A filosofia, ao tentar pensar esse regime, tropeçou na sua própria arquitetura. Mesmo quando rompe com sistemas prévios, conserva a compulsão de localizar, justificar, organizar. Mesmo a desconstrução, a negatividade ou a contingência, mantêm uma economia do antes: tudo é derivação, desvio, adiamento. Quase ninguém pensou que pudesse haver uma operação que não proviesse de qualquer estrutura. Que não nascesse da falta, da potência ou do erro. Um movimento que não repara nada — porque nada estava danificado. Que não inicia — porque não sucede. Que não responde — porque não houve chamada.
Esse movimento é o que se pode chamar uma inscrição anterior ao signo. Não uma marca voluntária, mas uma modulação da matéria que, ao reorganizar-se, produz diferença sem intenção. A inscrição anterior ao signo é o limiar onde o real começa a reter formas antes de lhes dar nomes — onde a variação se transforma em consistência sem ainda ser símbolo, mas já instaurando distinção. A sua natureza não é expressiva, mas operatória.

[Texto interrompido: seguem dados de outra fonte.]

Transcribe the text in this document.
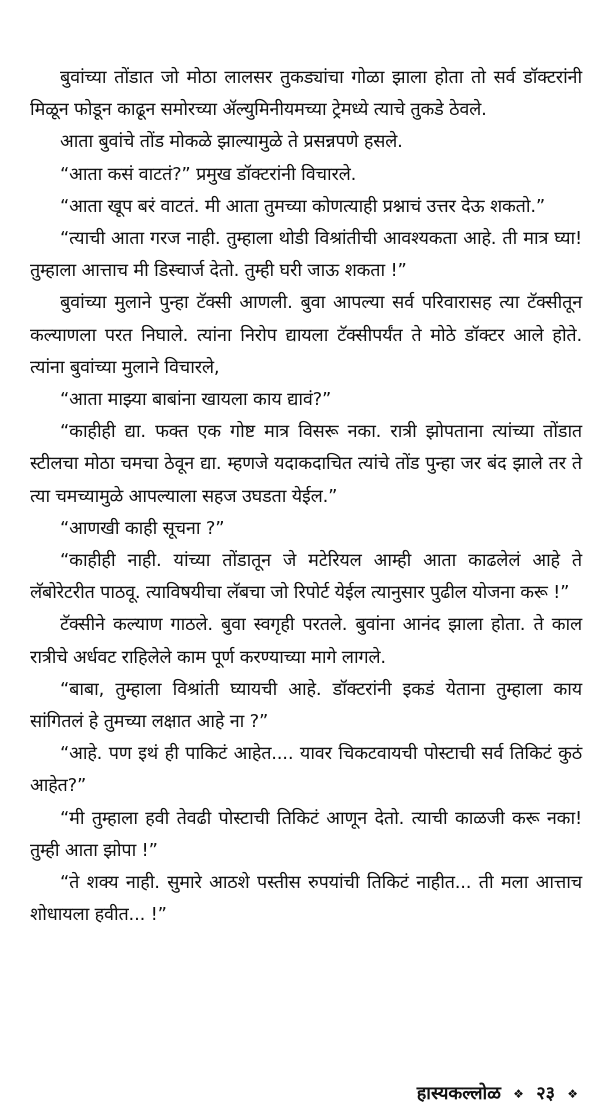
बुवांच्या तोंडात जो मोठा लालसर तुकड्यांचा गोळा झाला होता तो सर्व डॉक्टरांनी मिळून फोडून काढून समोरच्या ॲल्युमिनीयमच्या ट्रेमध्ये त्याचे तुकडे ठेवले.

आता बुवांचे तोंड मोकळे झाल्यामुळे ते प्रसन्नपणे हसले.

“आता कसं वाटतं?” प्रमुख डॉक्टरांनी विचारले.

“आता खूप बरं वाटतं. मी आता तुमच्या कोणत्याही प्रश्नाचं उत्तर देऊ शकतो.”

“त्याची आता गरज नाही. तुम्हाला थोडी विश्रांतीची आवश्यकता आहे. ती मात्र घ्या! तुम्हाला आत्ताच मी डिस्चार्ज देतो. तुम्ही घरी जाऊ शकता !”

बुवांच्या मुलाने पुन्हा टॅक्सी आणली. बुवा आपल्या सर्व परिवारासह त्या टॅक्सीतून कल्याणला परत निघाले. त्यांना निरोप द्यायला टॅक्सीपर्यंत ते मोठे डॉक्टर आले होते. त्यांना बुवांच्या मुलाने विचारले,

“आता माझ्या बाबांना खायला काय द्यावं?”

“काहीही द्या. फक्त एक गोष्ट मात्र विसरू नका. रात्री झोपताना त्यांच्या तोंडात स्टीलचा मोठा चमचा ठेवून द्या. म्हणजे यदाकदाचित त्यांचे तोंड पुन्हा जर बंद झाले तर ते त्या चमच्यामुळे आपल्याला सहज उघडता येईल.”

“आणखी काही सूचना ?”

“काहीही नाही. यांच्या तोंडातून जे मटेरियल आम्ही आता काढलेलं आहे ते लॅबोरेटरीत पाठवू. त्याविषयीचा लॅबचा जो रिपोर्ट येईल त्यानुसार पुढील योजना करू !”

टॅक्सीने कल्याण गाठले. बुवा स्वगृही परतले. बुवांना आनंद झाला होता. ते काल रात्रीचे अर्धवट राहिलेले काम पूर्ण करण्याच्या मागे लागले.

“बाबा, तुम्हाला विश्रांती घ्यायची आहे. डॉक्टरांनी इकडं येताना तुम्हाला काय सांगितलं हे तुमच्या लक्षात आहे ना ?”

“आहे. पण इथं ही पाकिटं आहेत.... यावर चिकटवायची पोस्टाची सर्व तिकिटं कुठं आहेत?”

“मी तुम्हाला हवी तेवढी पोस्टाची तिकिटं आणून देतो. त्याची काळजी करू नका! तुम्ही आता झोपा !”

“ते शक्य नाही. सुमारे आठशे पस्तीस रुपयांची तिकिटं नाहीत... ती मला आत्ताच शोधायला हवीत... !”

हास्यकल्लोळ ❖ २३ ❖
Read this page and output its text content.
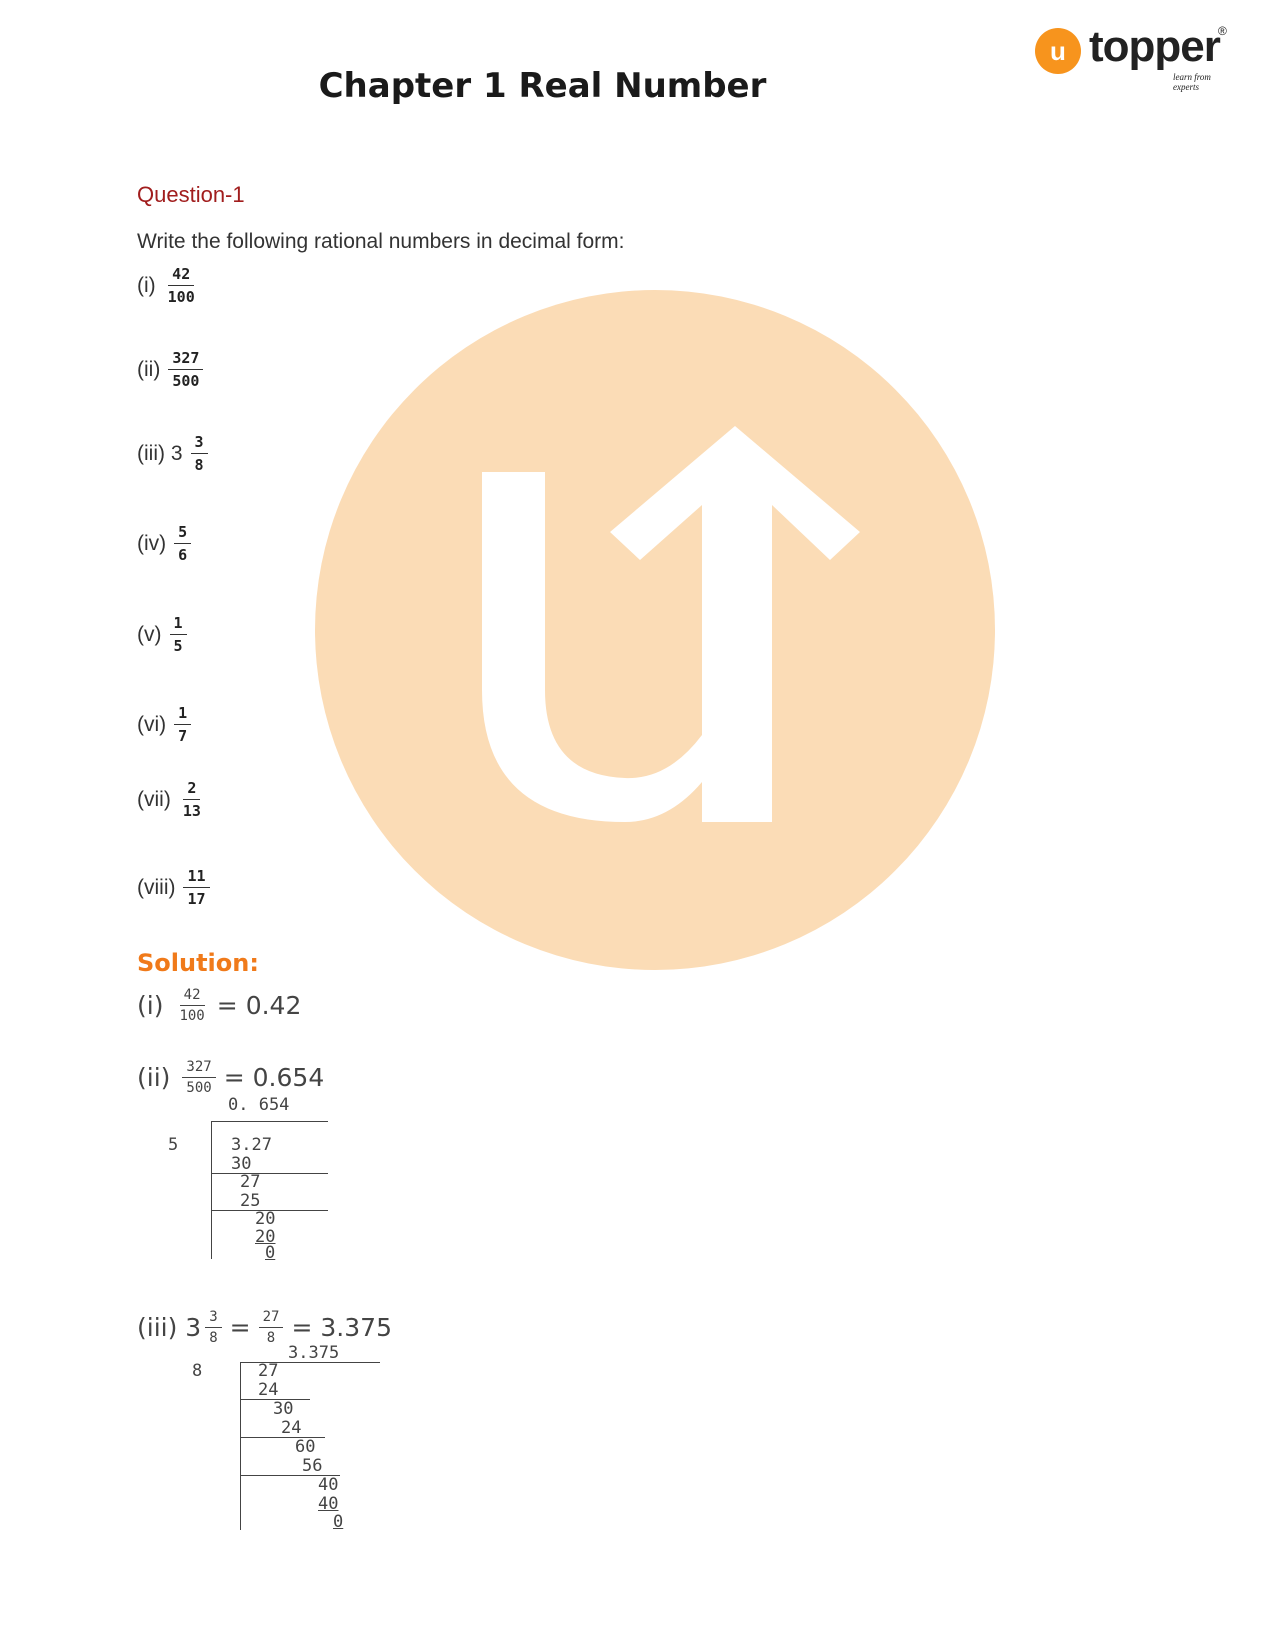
u topper
®
learn from experts
Chapter 1 Real Number
Question-1
Write the following rational numbers in decimal form:
$(i) \frac{42}{100}$
$(ii) \frac{327}{500}$
(iii) $3 \frac{3}{8}$
$(iv) \frac{5}{6}$
$(v) \frac{1}{5}$
$(vi) \frac{1}{7}$
$(vii) \frac{2}{13}$
(viii) $\frac{11}{17}$
Solution:
$(i) \frac{42}{100} = 0.42$
$(ii) \frac{327}{500} = 0.654$
0. 654
5	3.27
30
27
25
20
20
0
(iii) $3 \frac{3}{8} = \frac{27}{8} = 3.375$
3.375
8	27
24
30
24
60
56
40
40
0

A inscrição não representa nada: apenas estabelece um regime onde a diferença deixa de se dissipar imediatamente e passa a durar.
A razão, nesse cenário, não desaparece nem colapsa. Mas vê o seu lugar descentrado. Deixa de ser origem e torna-se derivação. Só pode operar porque já houve operação. Só pode organizar porque já houve persistência. Só pode pensar porque já houve forma. A sua tarefa, então, não é a de justificar o início, mas a de reconhecer que chegou tarde — e que pensar, no seu caso mais radical, é escutar o que já se fazia sem ela.
O nascimento do universo não foi resultado de uma decisão nem de um desequilíbrio. Não houve corte, nem substância inaugural. O que houve foi matéria que, ao variar, encontrou um ponto de retenção. Uma pequena torção que durou mais do que o instante que a fez surgir. Essa duração não foi temporal. Foi funcional. Foi uma relação que, sem sujeito, organizou uma consistência. E nessa consistência, tudo o que hoje chamamos mundo começou a reorganizar-se.
Mas não houve começo. Houve apenas operação. Uma dobra que não se sabia dobra. Uma inscrição que não se referia a nada. Um fazer que não sabia que fazia — e que, no entanto, persistiu. Esse acontecimento não foi dramático, nem central, nem metafísico. Foi apenas real: real no sentido daquilo que, sem intenção, se instala e se repete.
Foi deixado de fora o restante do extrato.